In the present study, UA stones, consisting of UAA, UAD, and mixed UAA-UAD, were the third most common type of stone, accounting for approximately 8% of all stones. Among the various constituents admixed with UAA and/or UAD, COM and/or COD were the most common components. These findings are consistent with previous studies [16, 17, 30]. The differentiation of UAA/UAD stones from non-UA calculi and the quantification of mixed components is critical because pure UA stones can be treated with oral chemolysis via urinary alkalization rather than surgical procedures [9, 31].

Rare single-component stones and rare mixtures of different constituents accounted for 8.8% of all stones. Rare stone types include, for example, cystine, brushite, struvite, 2,8-dihydroxyadenine, protein, ammonium, sodium and potassium urate, various mixtures of these stone constituents with each other and/or with COM, COD, UAA, UAD and CA. The majority of these stones are deemed at high risk of recurrence [9]. Rare mixtures of stone components may pose an additional challenge for diagnosis, treatment and recurrence prevention. Delay in recognizing and evaluating a rare stone disease in a patient may cause chronic kidney disease that would have been preventable [32].

Age was significantly inversely associated with the number of stone components. Furthermore, the proportion of men decreased significantly with the number of stone constituents. However, the reason for these associations remains unclear. Future research is needed to evaluate the impact of other factors on the formation of mixed stones, including comorbidities such as diabetes, hypertension and gout, and to assess the potential effects of medical management in changing stone composition trends. Even though information of how a stone might have been formed is lost when it is fragmented, such as the presence of Randall’s plaque, analysis of the fragments still allows for the mineral composition to be determined [8]. To clarify the causes and mechanisms of mixed stone formation, further studies on whole stones, i.e. spontaneously passed calculi and stones fully extracted by URS or PNL, are required. Although the observation of stone morphology is of potential use, more work needs to be done before it can be added to the standard stone analysis [28]. Since the current data confirm the frequency of mixed stones reported in previous studies, it can be assumed that the present findings can be generalized to countries other than Germany. This largest series of stone analysis to date differentiating between gender- and age-specific aspects should provide clues to the formation process of a number of different mixed stones.

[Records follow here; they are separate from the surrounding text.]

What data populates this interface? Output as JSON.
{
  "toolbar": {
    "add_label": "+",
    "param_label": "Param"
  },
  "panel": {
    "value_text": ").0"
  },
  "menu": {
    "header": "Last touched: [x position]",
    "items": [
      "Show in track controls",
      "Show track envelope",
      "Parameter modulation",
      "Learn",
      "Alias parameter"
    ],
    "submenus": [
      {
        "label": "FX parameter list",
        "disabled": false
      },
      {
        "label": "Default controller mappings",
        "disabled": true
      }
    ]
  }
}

Urinary stones rarely consisted of a single component. The vast majority of urinary calculi contained two or more components in a wide variety of different combinations. While age was inversely related to the number of stone constituents, the proportion of women increased significantly from single-component to four-component urinary calculi. Mixed stones might present a challenge for evaluation, targeted therapy and recurrence prevention of urinary stone formation. Therefore, identification and quantification of the individual stone components in mixed stones is critical for the etiology, diagnosis, and personalized treatment of urolithiasis. Understanding the pathophysiologic processes involved in the formation of mixed stones is essential to ensure appropriate prevention of stone recurrences. A personalized approach that considers all clinically relevant stone constituents could improve the treatment outcome of urinary stone disease.